Взяв в руки большой круглый щит и подавая его Леониду, Горго тихо спросила:
— Со щитом или на щите?
Леонид улыбнулся:
— Со щитом, Горго. Конечно, со щитом!
Оставшись одна, Горго бесцельно прошлась по мужскому мегарону, хранившему следы поспешных сборов в поход, потом она вышла во внутренний дворик. Там, на каменном жертвеннике, тлели подернутые пеплом бобы и кусочки благовонной смолы. Это была благодарственная жертва богам.

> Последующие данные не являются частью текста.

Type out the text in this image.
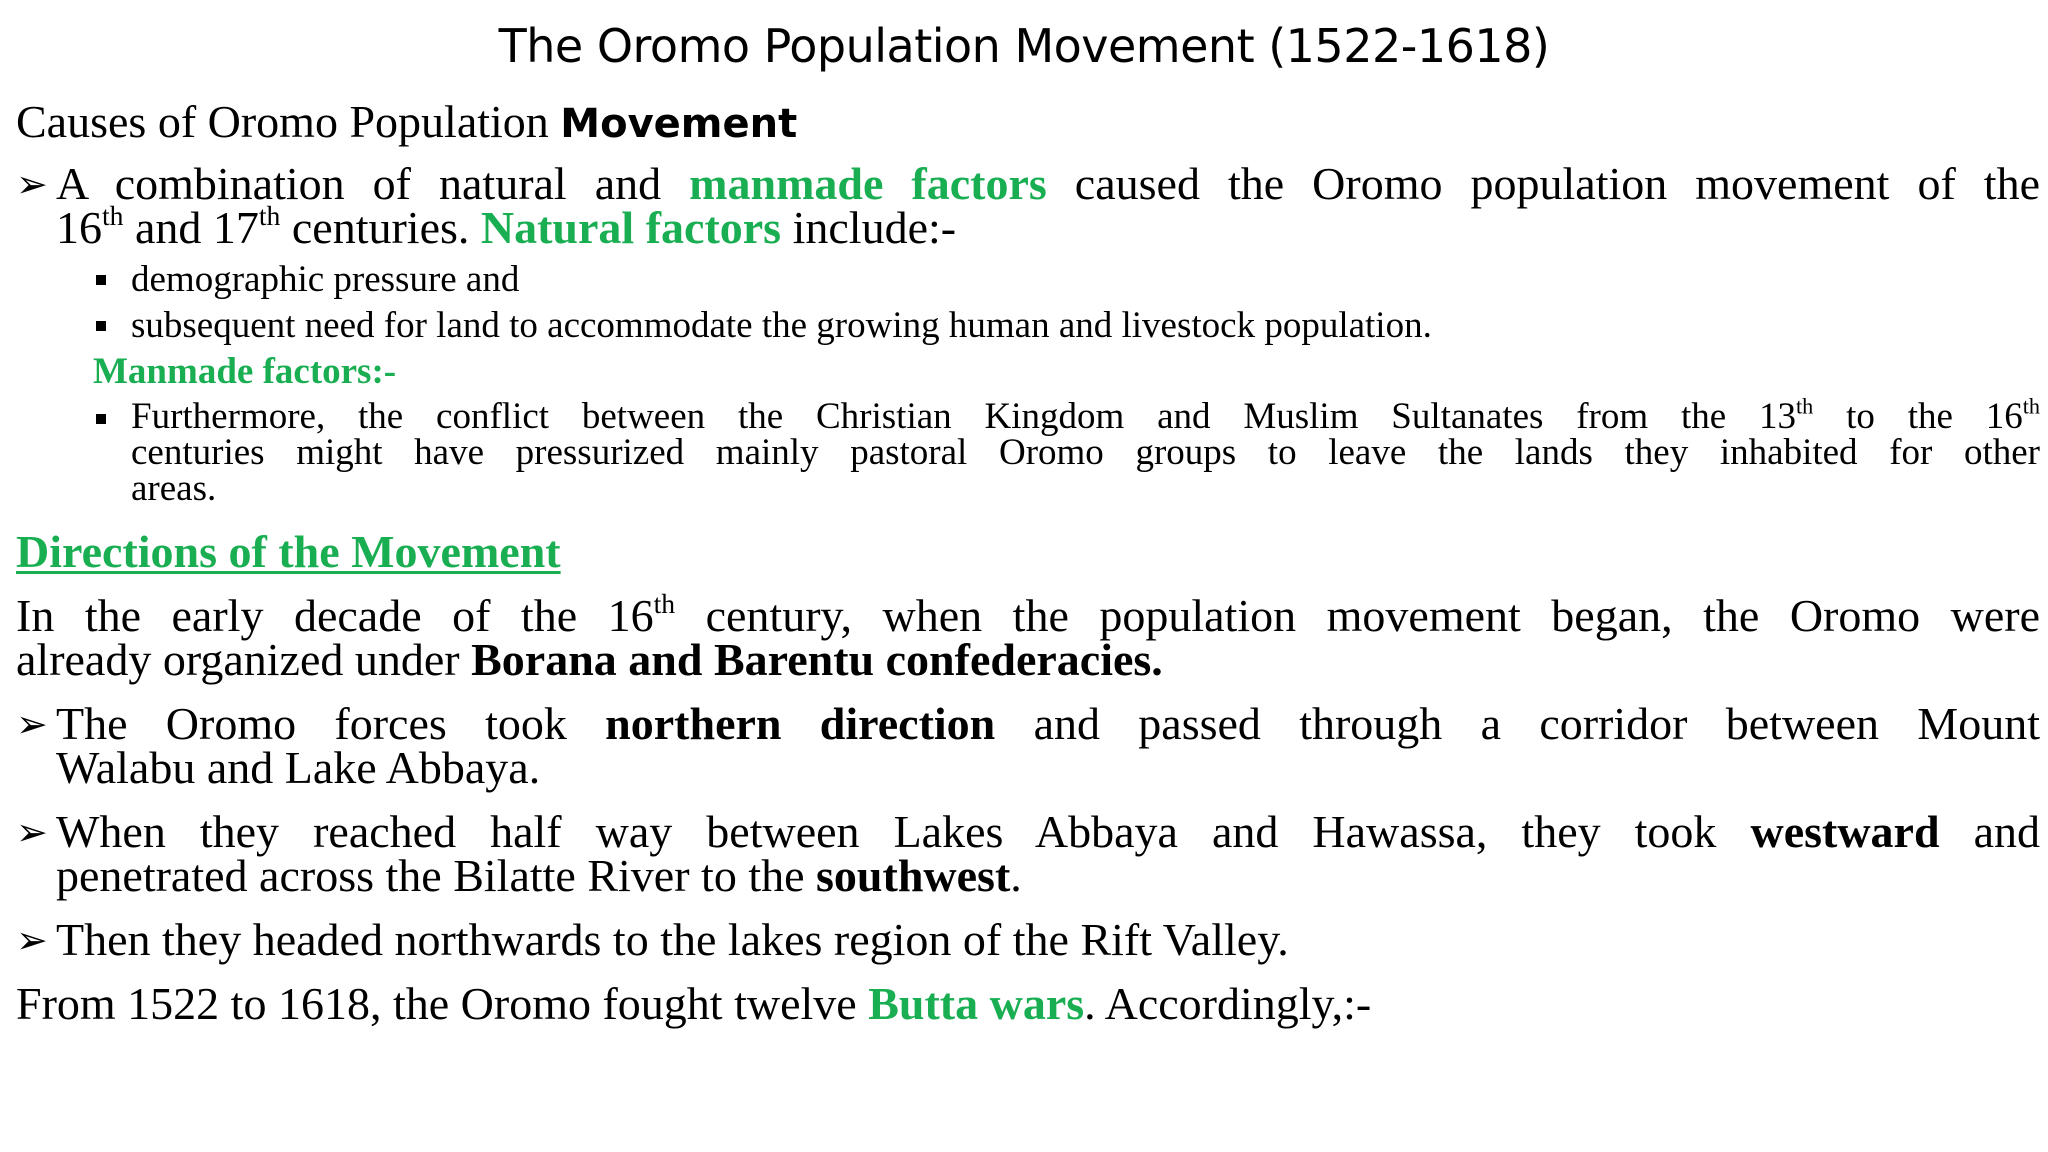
The Oromo Population Movement (1522-1618)
Causes of Oromo Population Movement
➢ A combination of natural and manmade factors caused the Oromo population movement of the
16th and 17th centuries. Natural factors include:-
demographic pressure and
subsequent need for land to accommodate the growing human and livestock population.
Manmade factors:-
Furthermore, the conflict between the Christian Kingdom and Muslim Sultanates from the 13th to the 16th
centuries might have pressurized mainly pastoral Oromo groups to leave the lands they inhabited for other
areas.
Directions of the Movement
In the early decade of the 16th century, when the population movement began, the Oromo were
already organized under Borana and Barentu confederacies.
➢ The Oromo forces took northern direction and passed through a corridor between Mount
Walabu and Lake Abbaya.
➢ When they reached half way between Lakes Abbaya and Hawassa, they took westward and
penetrated across the Bilatte River to the southwest.
➢ Then they headed northwards to the lakes region of the Rift Valley.
From 1522 to 1618, the Oromo fought twelve Butta wars. Accordingly,:-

Горго вспомнилось, как на этом жертвеннике сжигал мясо и жир ее отец перед каждым дальним походом. Жертвы царя Клеомена всегда были угодны богам, поэтому, наверно, он не знал поражений. И только эфоров Клеомен одолеть не смог, вражда с ними погубила его. Горго казалось, что и нынешние эфоры за что-то мстят Леониду, посылая его с горстью воинов против полчищ Ксеркса.
Пришла рабыня и сообщила о приходе Дафны. Муж Дафны тоже отправился в поход к Фермопилам. Побывавшая на площади Дафна пришла поделиться увиденным с Горго.
— Леонид приказал остаться в Спарте тем из своих телохранителей, у кого нет сыновей, — сказала Дафна, — а на их место взял добровольцев, имеющих хотя бы одного сына. Царь пояснил, что хочет, чтобы ни один спартанский род не прервался.
Затем Дафна стала рассказывать о том, как Леарх, непременно желая идти в поход, привел на площадь свою беременную жену.
— Видела бы ты, с какой настойчивостью Леарх убеждал Леонида, что Элла носит под сердцем мальчика, а не девочку, — со смехом молвила Дафна.
— Разве это можно определить заранее? — удивилась Горго.
— Можно, — закивала Дафна. — Опытная повитуха уже на шестом месяце беременности может распознать, кто родится, мальчик или девочка. Вот и Леарх ссылался на повитуху, показывая Леониду живот своей жены.
— И что же Леонид? — спросила Горго.
— Царь оставил Леарха в своем отряде, — ответила Дафна.
Потом Дафна поведала Горго об Эвридаме, муже рыжеволосой Меланфо, который тоже пожелал вступить добровольцем в царский отряд.
— Леонид не хотел брать с собой Эвридама из-за его хромоты и покалеченной правой руки. Однако Эвридам не растерялся и тут же показал, что он и покалеченной рукой может крепко держать копье. А про свою хромоту Эвридам сказал так: мол, это гарантия того, что он не побежит от врага. Леонид засмеялся и позволил Эвридаму остаться в отряде.